The Japanese encephalitis virus (JEV), like Dengue-Virus, Yellow fever virus or West Nile fever virus, belongs to the family of Flaviviruses. The genome consists of a single-stranded plus-strand RNA with a size of 11 kb (kilobases). The RNA encodes for 3 structural proteins (capsid-, membrane- and envelope protein) and 7 non-structural proteins (enzymes). The virus can be found in Japan, but also in all temperate and tropical zones of south-east Asiawhere 30.000 to 50.000 human cases are reported each year. Main focuses are rural regions with rice production and pig-breeding, but there are also infections in urban regions of developed Asian countries.

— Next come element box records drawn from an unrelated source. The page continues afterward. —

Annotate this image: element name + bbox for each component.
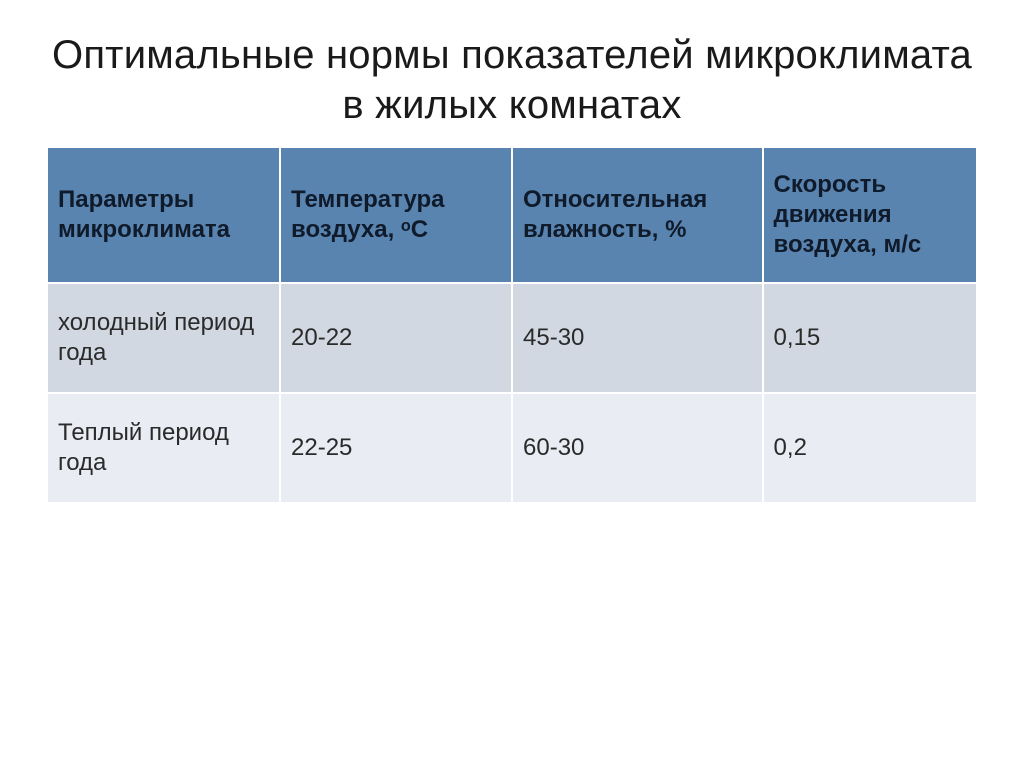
col-header-temp: Температура воздуха, ᵒС: [280, 148, 512, 283]
cell-humidity: 45-30: [512, 283, 763, 393]
cell-humidity: 60-30: [512, 393, 763, 503]
table-row: Теплый период года 22-25 60-30 0,2: [48, 393, 976, 503]
microclimate-table: Параметры микроклимата Температура возду…: [48, 148, 976, 504]
cell-period: Теплый период года: [48, 393, 280, 503]
cell-airspeed: 0,15: [763, 283, 976, 393]
cell-airspeed: 0,2: [763, 393, 976, 503]
col-header-airspeed: Скорость движения воздуха, м/с: [763, 148, 976, 283]
cell-temp: 20-22: [280, 283, 512, 393]
cell-temp: 22-25: [280, 393, 512, 503]
table-header-row: Параметры микроклимата Температура возду…: [48, 148, 976, 283]
slide-title: Оптимальные нормы показателей микроклима…: [48, 30, 976, 130]
table-row: холодный период года 20-22 45-30 0,15: [48, 283, 976, 393]
col-header-params: Параметры микроклимата: [48, 148, 280, 283]
cell-period: холодный период года: [48, 283, 280, 393]
slide: Оптимальные нормы показателей микроклима…: [0, 0, 1024, 767]
col-header-humidity: Относительная влажность, %: [512, 148, 763, 283]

Like most arboviruses, Japanese encephalitis is spread by infected mosquitoes. However, a direct transmission between humans is not possible. Domestic animals like horses, pigs and dogs can be infected by the virus, too. More than 95% of human infections proceed without any clinical symptoms, 5% of the cases develop encephalitis (very often with late neurological sequelae) and 0, 5 per cent of these cases end fatal.
So far, Japanese encephalitis virus is still exotic to Germany even though vector competent mosquitoes are present.
The NRL can perform molecular-biological (qRT-PCR) and serological tests (ELISA and VNT) within the scope of free testing or for the clarification of possible differential diagnoses.